As a congregation, NDPC has been praying, raising attention about, and working to end gun violence. Many of you remember the hundreds of colorful ribbons that hung on a fence outside our sanctuary. Others of you have been decorating 3 inch by 3 inch paper “Soul Boxes” (http://ndpc.org/soulbox/) to be added to a massive art installation that honors gun violence victims–an installation we hope will be displayed at our state capitol. Most of you have been praying “Lord, have mercy” every 3rd Sunday of the month as we read the names of our neighbors in Georgia who died from gun violence in the previous month. We will say these prayers again this Sunday.
Gun violence is not something that we have any reasonable expectation of ending. You know the ubiquity of guns in America. Estimates put the number at over 400 million; more guns than human beings. You know human beings are prone to anger and violence. Data says that where guns are common, so are gun deaths. Why do we bother praying? The 2nd Amendment is not going away. There’s not the will or the money to buy back the firearms in circulation. And we’re never going to make people less violent… are we?
For me, our focus on ending gun violence is a spiritual discipline. It takes one of the great truths of Jesus’ message–peacemaking–and places it against one of the hardest realities of human existence. Can Jesus’ call for peace wear down and ultimately wear through the “intractable” reality of gun violence in America, like water, with time, cuts through rock?
I’ve noticed several things as we have prayed all these years. One is that while mass shootings get the most attention, the majority of people for whom we pray each month are either young Black men or loved ones who die by suicide. This realization has moved me to see that “ending gun violence” is synonymous with ending social isolation, increasing access to mental healthcare, moving toward a restorative model of criminal justice, and ending systemic racial inequality. While these, too, are “big” issues to tackle, for each of them there are very specific things that people are doing right now in DeKalb County to change these realities. There really are very specific ways you are called to help end gun violence that have nothing to do with guns.
The most important part of this prayer practice is simply to weep with those who weep, name by name. You can’t weep over “gun violence.” You can weep when names are read.
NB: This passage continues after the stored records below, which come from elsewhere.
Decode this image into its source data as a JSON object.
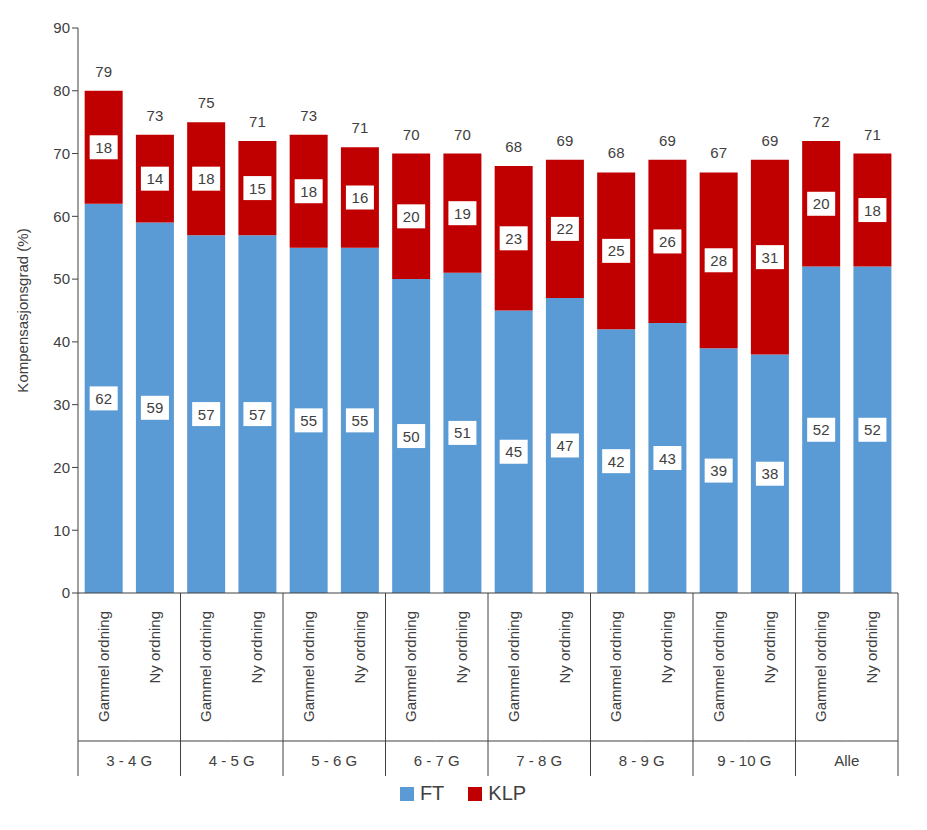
{
  "chart_data": {
    "type": "bar",
    "stacked": true,
    "data_labels": true,
    "categories": [
      "Gammel ordning",
      "Ny ordning",
      "Gammel ordning",
      "Ny ordning",
      "Gammel ordning",
      "Ny ordning",
      "Gammel ordning",
      "Ny ordning",
      "Gammel ordning",
      "Ny ordning",
      "Gammel ordning",
      "Ny ordning",
      "Gammel ordning",
      "Ny ordning",
      "Gammel ordning",
      "Ny ordning"
    ],
    "groups": [
      "3 - 4 G",
      "4 - 5 G",
      "5 - 6 G",
      "6 - 7 G",
      "7 - 8 G",
      "8 - 9 G",
      "9 - 10 G",
      "Alle"
    ],
    "series": [
      {
        "name": "FT",
        "color": "#5b9bd5",
        "values": [
          62,
          59,
          57,
          57,
          55,
          55,
          50,
          51,
          45,
          47,
          42,
          43,
          39,
          38,
          52,
          52
        ]
      },
      {
        "name": "KLP",
        "color": "#c00000",
        "values": [
          18,
          14,
          18,
          15,
          18,
          16,
          20,
          19,
          23,
          22,
          25,
          26,
          28,
          31,
          20,
          18
        ]
      }
    ],
    "totals": [
      79,
      73,
      75,
      71,
      73,
      71,
      70,
      70,
      68,
      69,
      68,
      69,
      67,
      69,
      72,
      71
    ],
    "y_label": "Kompensasjonsgrad (%)",
    "ylim": [
      0,
      90
    ],
    "yticks": [
      0,
      10,
      20,
      30,
      40,
      50,
      60,
      70,
      80,
      90
    ],
    "grid": false,
    "legend": "bottom"
  }
}
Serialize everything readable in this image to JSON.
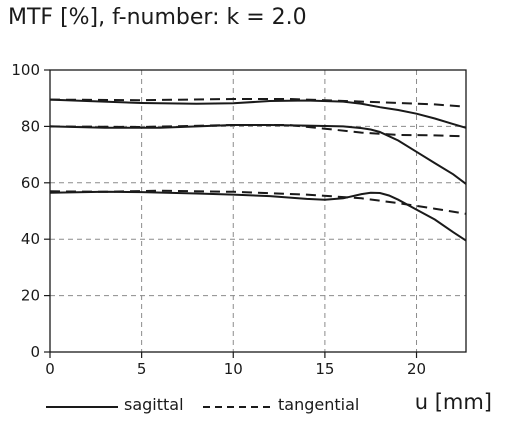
{
  "chart_data": {
    "type": "line",
    "title": "MTF [%], f-number: k = 2.0",
    "xlabel": "u [mm]",
    "ylabel": "",
    "xlim": [
      0,
      22.7
    ],
    "ylim": [
      0,
      100
    ],
    "xticks": [
      0,
      5,
      10,
      15,
      20
    ],
    "yticks": [
      0,
      20,
      40,
      60,
      80,
      100
    ],
    "grid": true,
    "legend": {
      "placement": "bottom",
      "entries": [
        {
          "label": "sagittal",
          "style": "solid"
        },
        {
          "label": "tangential",
          "style": "dashed"
        }
      ]
    },
    "series": [
      {
        "name": "sagittal",
        "style": "solid",
        "x": [
          0,
          2,
          5,
          8,
          10,
          12,
          14,
          16,
          17,
          18,
          19,
          20,
          21,
          22,
          22.7
        ],
        "y": [
          89.5,
          89,
          88.3,
          88,
          88.2,
          89,
          89.2,
          88.8,
          88,
          86.8,
          85.8,
          84.5,
          82.8,
          80.8,
          79.5
        ]
      },
      {
        "name": "tangential",
        "style": "dashed",
        "x": [
          0,
          5,
          10,
          13,
          15,
          17,
          19,
          21,
          22.7
        ],
        "y": [
          89.5,
          89.3,
          89.7,
          89.7,
          89.3,
          88.8,
          88.3,
          87.8,
          87
        ]
      },
      {
        "name": "sagittal",
        "style": "solid",
        "x": [
          0,
          3,
          6,
          10,
          12,
          14,
          16,
          17,
          17.5,
          18,
          19,
          20,
          21,
          22,
          22.7
        ],
        "y": [
          80,
          79.5,
          79.5,
          80.5,
          80.5,
          80.3,
          80,
          79.4,
          78.9,
          78,
          75,
          71,
          67,
          63,
          59.6
        ]
      },
      {
        "name": "tangential",
        "style": "dashed",
        "x": [
          0,
          5,
          10,
          13,
          15,
          17,
          19,
          21,
          22.7
        ],
        "y": [
          80,
          79.8,
          80.5,
          80.5,
          79.2,
          77.8,
          77,
          76.8,
          76.5
        ]
      },
      {
        "name": "sagittal",
        "style": "solid",
        "x": [
          0,
          3,
          5,
          8,
          10,
          12,
          14,
          15,
          16,
          17,
          17.5,
          18,
          18.5,
          19,
          20,
          21,
          22,
          22.7
        ],
        "y": [
          56.5,
          56.8,
          56.7,
          56.2,
          55.8,
          55.3,
          54.3,
          54,
          54.5,
          56,
          56.5,
          56.4,
          55.5,
          54,
          50.5,
          47,
          42.5,
          39.5
        ]
      },
      {
        "name": "tangential",
        "style": "dashed",
        "x": [
          0,
          3,
          6,
          10,
          14,
          17,
          19,
          21,
          22.7
        ],
        "y": [
          57,
          56.8,
          57.2,
          56.8,
          55.8,
          54.5,
          52.8,
          50.8,
          49
        ]
      }
    ]
  }
}
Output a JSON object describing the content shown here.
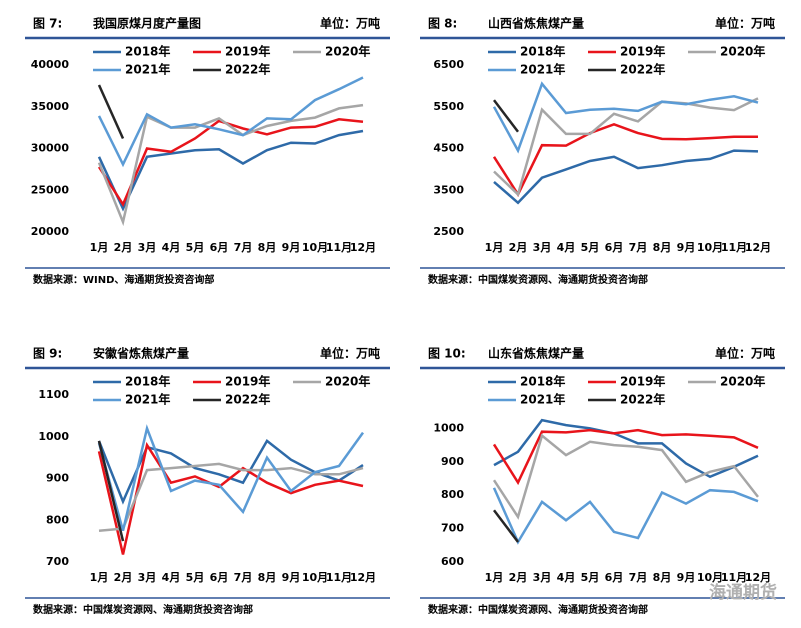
{
  "chart_data": [
    {
      "type": "line",
      "figure": "图 7:",
      "title": "我国原煤月度产量图",
      "unit": "单位：万吨",
      "source": "数据来源：WIND、海通期货投资咨询部",
      "categories": [
        "1月",
        "2月",
        "3月",
        "4月",
        "5月",
        "6月",
        "7月",
        "8月",
        "9月",
        "10月",
        "11月",
        "12月"
      ],
      "ylim": [
        20000,
        40000
      ],
      "yticks": [
        20000,
        25000,
        30000,
        35000,
        40000
      ],
      "series": [
        {
          "name": "2018年",
          "color": "#2e6aa8",
          "values": [
            29000,
            22800,
            29000,
            29400,
            29800,
            29900,
            28200,
            29800,
            30700,
            30600,
            31600,
            32100
          ]
        },
        {
          "name": "2019年",
          "color": "#e8141b",
          "values": [
            27800,
            23300,
            30000,
            29600,
            31200,
            33300,
            32400,
            31700,
            32500,
            32600,
            33500,
            33200
          ]
        },
        {
          "name": "2020年",
          "color": "#a6a6a6",
          "values": [
            28300,
            21200,
            33800,
            32500,
            32500,
            33600,
            31600,
            32700,
            33300,
            33700,
            34800,
            35200
          ]
        },
        {
          "name": "2021年",
          "color": "#5b9bd5",
          "values": [
            33900,
            28100,
            34100,
            32500,
            32900,
            32300,
            31600,
            33600,
            33500,
            35800,
            37100,
            38500
          ]
        },
        {
          "name": "2022年",
          "color": "#262626",
          "values": [
            37600,
            31200,
            null,
            null,
            null,
            null,
            null,
            null,
            null,
            null,
            null,
            null
          ]
        }
      ]
    },
    {
      "type": "line",
      "figure": "图 8:",
      "title": "山西省炼焦煤产量",
      "unit": "单位：万吨",
      "source": "数据来源：中国煤炭资源网、海通期货投资咨询部",
      "categories": [
        "1月",
        "2月",
        "3月",
        "4月",
        "5月",
        "6月",
        "7月",
        "8月",
        "9月",
        "10月",
        "11月",
        "12月"
      ],
      "ylim": [
        2500,
        6500
      ],
      "yticks": [
        2500,
        3500,
        4500,
        5500,
        6500
      ],
      "series": [
        {
          "name": "2018年",
          "color": "#2e6aa8",
          "values": [
            3700,
            3200,
            3800,
            4000,
            4200,
            4300,
            4030,
            4100,
            4200,
            4250,
            4450,
            4430
          ]
        },
        {
          "name": "2019年",
          "color": "#e8141b",
          "values": [
            4300,
            3400,
            4580,
            4570,
            4870,
            5080,
            4870,
            4730,
            4720,
            4750,
            4780,
            4780
          ]
        },
        {
          "name": "2020年",
          "color": "#a6a6a6",
          "values": [
            3950,
            3400,
            5430,
            4850,
            4850,
            5330,
            5150,
            5620,
            5580,
            5480,
            5420,
            5700
          ]
        },
        {
          "name": "2021年",
          "color": "#5b9bd5",
          "values": [
            5500,
            4450,
            6050,
            5350,
            5430,
            5450,
            5400,
            5620,
            5560,
            5670,
            5750,
            5600
          ]
        },
        {
          "name": "2022年",
          "color": "#262626",
          "values": [
            5660,
            4900,
            null,
            null,
            null,
            null,
            null,
            null,
            null,
            null,
            null,
            null
          ]
        }
      ]
    },
    {
      "type": "line",
      "figure": "图 9:",
      "title": "安徽省炼焦煤产量",
      "unit": "单位：万吨",
      "source": "数据来源：中国煤炭资源网、海通期货投资咨询部",
      "categories": [
        "1月",
        "2月",
        "3月",
        "4月",
        "5月",
        "6月",
        "7月",
        "8月",
        "9月",
        "10月",
        "11月",
        "12月"
      ],
      "ylim": [
        700,
        1100
      ],
      "yticks": [
        700,
        800,
        900,
        1000,
        1100
      ],
      "series": [
        {
          "name": "2018年",
          "color": "#2e6aa8",
          "values": [
            990,
            845,
            975,
            960,
            925,
            910,
            890,
            990,
            945,
            915,
            895,
            932
          ]
        },
        {
          "name": "2019年",
          "color": "#e8141b",
          "values": [
            965,
            718,
            980,
            890,
            905,
            880,
            925,
            890,
            865,
            885,
            895,
            882
          ]
        },
        {
          "name": "2020年",
          "color": "#a6a6a6",
          "values": [
            775,
            780,
            920,
            925,
            930,
            935,
            920,
            920,
            925,
            910,
            910,
            925
          ]
        },
        {
          "name": "2021年",
          "color": "#5b9bd5",
          "values": [
            985,
            775,
            1020,
            870,
            895,
            885,
            820,
            950,
            870,
            915,
            930,
            1010
          ]
        },
        {
          "name": "2022年",
          "color": "#262626",
          "values": [
            990,
            750,
            null,
            null,
            null,
            null,
            null,
            null,
            null,
            null,
            null,
            null
          ]
        }
      ]
    },
    {
      "type": "line",
      "figure": "图 10:",
      "title": "山东省炼焦煤产量",
      "unit": "单位：万吨",
      "source": "数据来源：中国煤炭资源网、海通期货投资咨询部",
      "watermark": "海通期货",
      "categories": [
        "1月",
        "2月",
        "3月",
        "4月",
        "5月",
        "6月",
        "7月",
        "8月",
        "9月",
        "10月",
        "11月",
        "12月"
      ],
      "ylim": [
        600,
        1100
      ],
      "yticks": [
        600,
        700,
        800,
        900,
        1000
      ],
      "series": [
        {
          "name": "2018年",
          "color": "#2e6aa8",
          "values": [
            890,
            930,
            1025,
            1010,
            1000,
            985,
            955,
            955,
            895,
            855,
            885,
            918
          ]
        },
        {
          "name": "2019年",
          "color": "#e8141b",
          "values": [
            952,
            838,
            990,
            988,
            995,
            985,
            995,
            980,
            982,
            978,
            973,
            942
          ]
        },
        {
          "name": "2020年",
          "color": "#a6a6a6",
          "values": [
            845,
            735,
            978,
            920,
            960,
            950,
            945,
            935,
            840,
            870,
            887,
            795
          ]
        },
        {
          "name": "2021年",
          "color": "#5b9bd5",
          "values": [
            822,
            660,
            780,
            725,
            780,
            690,
            672,
            808,
            775,
            815,
            810,
            782
          ]
        },
        {
          "name": "2022年",
          "color": "#262626",
          "values": [
            755,
            660,
            null,
            null,
            null,
            null,
            null,
            null,
            null,
            null,
            null,
            null
          ]
        }
      ]
    }
  ]
}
You can imagine a mother or father who gave their child that name and who dreamed great things for them and who wept when they were buried. You can imagine a son or daughter who says their parent’s name after it becomes clear to them that they are never coming back. Each name is of a beloved child of God. Feeling the loss of each both consecrates their life and troubles our spirits enough that we might yearn for a future in which such deaths no longer happen.
If you would like to participate in the Soul Box project, you can find out more information at http://ndpc.org/soulbox/.
Bless all of you who have worked, created, and prayed us toward a world without gun violence.
~ David Lewicki
To understand how powerful the Soul boxes are, enjoy this note from a member of NDPC who has been making these boxes and ties it into her Sunday School class. Alice Hickcox submitted this note and photo of the Soul boxes she has been working on.
“Thank you for this class (Howard Thurman). It was deeply moving today, and combined with worship, doubly moving. I feel confirmed in my instinct that each of the Soul Boxes I created should claim the person as a beloved child of God. So Thurman tells us, and so I believe. Most of the people on these boxes are young black men. It makes me doubly sad. We have made hundreds of these boxes. It is a great burden and prayer. Thank you for your gift to us.”